Alexandru Bănuţă

Personal information
- Full name: Marian-Alexandru Bănuţă
- Date of birth: 13 August 1986 (age 38)
- Place of birth: Bucharest, Romania
- Height: 1.75 m (5 ft 9 in)
- Position(s): Midfielder

Youth career
- Toulouse

Senior career*
- Years: Team / Apps / (Gls)
- 2005–2006: Balma SC
- 2007–2008: Ceahlăul Piatra Neamţ / 12 / (0)
- 2008–2009: Perpignan
- 2009–2010: Toulouse Fontaines Club / 8 / (0)
- 2010: SS Saint-Louisienne
- 2010–2011: JS Saint-Pierroise
- 2011–2013: Juventus București / 19 / (1)
- 2013–2014: OC Perpignan
- 2014–2015: Angoulême / 23 / (1)

= Alexandru Bănuță =

Romanian footballer

Marian-Alexandru Bănuţă (born 13 August 1986) is a Romanian former professional footballer who played as a midfielder.

==Career==
Bănuţă was born in Bucharest, Romania, and moved to Toulouse, France, around 1991.

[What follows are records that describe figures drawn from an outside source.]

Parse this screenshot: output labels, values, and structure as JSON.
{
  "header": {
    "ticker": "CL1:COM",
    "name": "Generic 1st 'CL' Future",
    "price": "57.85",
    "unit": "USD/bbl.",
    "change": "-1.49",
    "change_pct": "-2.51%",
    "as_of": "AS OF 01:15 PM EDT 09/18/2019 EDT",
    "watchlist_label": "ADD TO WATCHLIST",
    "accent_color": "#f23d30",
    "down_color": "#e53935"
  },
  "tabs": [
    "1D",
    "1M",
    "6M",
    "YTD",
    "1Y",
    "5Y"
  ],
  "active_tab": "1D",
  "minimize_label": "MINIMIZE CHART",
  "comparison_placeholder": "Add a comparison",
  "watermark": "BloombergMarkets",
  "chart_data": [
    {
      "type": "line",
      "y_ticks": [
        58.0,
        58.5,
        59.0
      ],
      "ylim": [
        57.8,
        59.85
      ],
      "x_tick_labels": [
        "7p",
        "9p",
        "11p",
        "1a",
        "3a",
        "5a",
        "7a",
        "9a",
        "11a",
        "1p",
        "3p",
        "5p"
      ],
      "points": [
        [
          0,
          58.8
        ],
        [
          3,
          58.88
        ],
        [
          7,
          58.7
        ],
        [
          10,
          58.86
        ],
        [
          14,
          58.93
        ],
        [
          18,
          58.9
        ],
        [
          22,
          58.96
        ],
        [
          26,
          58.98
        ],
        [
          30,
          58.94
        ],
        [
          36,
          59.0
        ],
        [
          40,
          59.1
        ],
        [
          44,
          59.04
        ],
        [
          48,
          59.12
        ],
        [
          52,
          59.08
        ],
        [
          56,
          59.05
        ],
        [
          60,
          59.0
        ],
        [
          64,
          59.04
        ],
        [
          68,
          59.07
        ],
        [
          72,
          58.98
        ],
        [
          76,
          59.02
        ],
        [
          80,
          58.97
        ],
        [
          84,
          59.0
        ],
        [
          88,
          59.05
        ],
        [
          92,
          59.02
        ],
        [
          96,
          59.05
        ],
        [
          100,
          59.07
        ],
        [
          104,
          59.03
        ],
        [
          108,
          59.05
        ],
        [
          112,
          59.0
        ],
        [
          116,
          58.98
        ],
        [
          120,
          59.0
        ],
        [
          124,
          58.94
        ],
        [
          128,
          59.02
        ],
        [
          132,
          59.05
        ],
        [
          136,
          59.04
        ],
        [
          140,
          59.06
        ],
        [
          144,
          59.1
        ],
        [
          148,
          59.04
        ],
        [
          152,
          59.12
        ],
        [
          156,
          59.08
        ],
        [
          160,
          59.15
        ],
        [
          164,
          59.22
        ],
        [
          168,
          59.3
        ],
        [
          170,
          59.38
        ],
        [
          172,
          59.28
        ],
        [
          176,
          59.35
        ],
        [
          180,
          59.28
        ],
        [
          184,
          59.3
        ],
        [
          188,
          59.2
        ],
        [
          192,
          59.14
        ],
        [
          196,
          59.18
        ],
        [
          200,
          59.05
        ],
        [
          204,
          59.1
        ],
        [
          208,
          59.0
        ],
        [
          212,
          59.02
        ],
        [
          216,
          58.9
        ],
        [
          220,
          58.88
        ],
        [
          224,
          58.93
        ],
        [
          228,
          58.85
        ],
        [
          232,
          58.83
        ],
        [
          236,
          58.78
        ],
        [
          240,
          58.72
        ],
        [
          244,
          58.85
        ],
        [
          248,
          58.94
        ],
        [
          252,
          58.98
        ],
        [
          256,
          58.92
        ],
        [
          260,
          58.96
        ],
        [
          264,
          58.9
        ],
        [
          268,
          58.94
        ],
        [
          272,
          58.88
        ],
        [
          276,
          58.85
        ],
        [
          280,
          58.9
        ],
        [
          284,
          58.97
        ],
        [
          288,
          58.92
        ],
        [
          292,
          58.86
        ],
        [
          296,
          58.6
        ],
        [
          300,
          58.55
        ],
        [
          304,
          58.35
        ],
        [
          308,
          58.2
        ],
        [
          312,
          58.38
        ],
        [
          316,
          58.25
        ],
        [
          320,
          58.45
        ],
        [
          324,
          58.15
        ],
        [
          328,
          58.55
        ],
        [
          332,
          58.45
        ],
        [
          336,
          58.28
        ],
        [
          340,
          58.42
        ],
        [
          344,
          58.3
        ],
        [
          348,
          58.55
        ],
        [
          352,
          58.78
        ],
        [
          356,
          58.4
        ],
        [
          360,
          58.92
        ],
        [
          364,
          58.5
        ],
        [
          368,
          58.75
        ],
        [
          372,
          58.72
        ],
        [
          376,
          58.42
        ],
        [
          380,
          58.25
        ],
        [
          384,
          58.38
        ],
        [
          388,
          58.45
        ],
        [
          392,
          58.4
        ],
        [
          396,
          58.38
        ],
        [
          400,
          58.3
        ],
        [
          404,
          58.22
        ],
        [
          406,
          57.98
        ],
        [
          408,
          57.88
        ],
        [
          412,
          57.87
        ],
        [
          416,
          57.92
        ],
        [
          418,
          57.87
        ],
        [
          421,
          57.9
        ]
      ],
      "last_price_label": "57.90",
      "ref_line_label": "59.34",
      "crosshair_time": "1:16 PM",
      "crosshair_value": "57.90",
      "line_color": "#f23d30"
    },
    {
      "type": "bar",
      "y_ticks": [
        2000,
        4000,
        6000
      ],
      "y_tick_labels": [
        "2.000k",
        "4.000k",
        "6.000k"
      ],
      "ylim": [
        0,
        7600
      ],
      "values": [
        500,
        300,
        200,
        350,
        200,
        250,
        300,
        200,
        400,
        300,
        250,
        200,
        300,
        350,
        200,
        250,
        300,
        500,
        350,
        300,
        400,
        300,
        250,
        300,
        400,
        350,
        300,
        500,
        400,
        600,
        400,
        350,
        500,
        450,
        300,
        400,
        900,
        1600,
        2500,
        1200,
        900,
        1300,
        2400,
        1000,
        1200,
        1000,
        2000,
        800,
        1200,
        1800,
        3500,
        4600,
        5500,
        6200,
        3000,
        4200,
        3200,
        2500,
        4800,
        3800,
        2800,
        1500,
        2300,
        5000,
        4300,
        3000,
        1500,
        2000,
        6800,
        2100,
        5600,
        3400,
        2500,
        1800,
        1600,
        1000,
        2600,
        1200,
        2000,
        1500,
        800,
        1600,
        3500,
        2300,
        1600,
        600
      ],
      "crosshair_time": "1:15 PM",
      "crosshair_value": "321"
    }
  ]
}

He played on the professional level in the Romanian Liga I for FC Ceahlăul Piatra Neamţ.

==Personal life==
His father George Banuta was also a footballer who migrated to France. Banuta's sister Anne Marie plays for Saint-Étienne. He acquired French nationality on 21 September 2001, through the collective effect of his father's naturalization.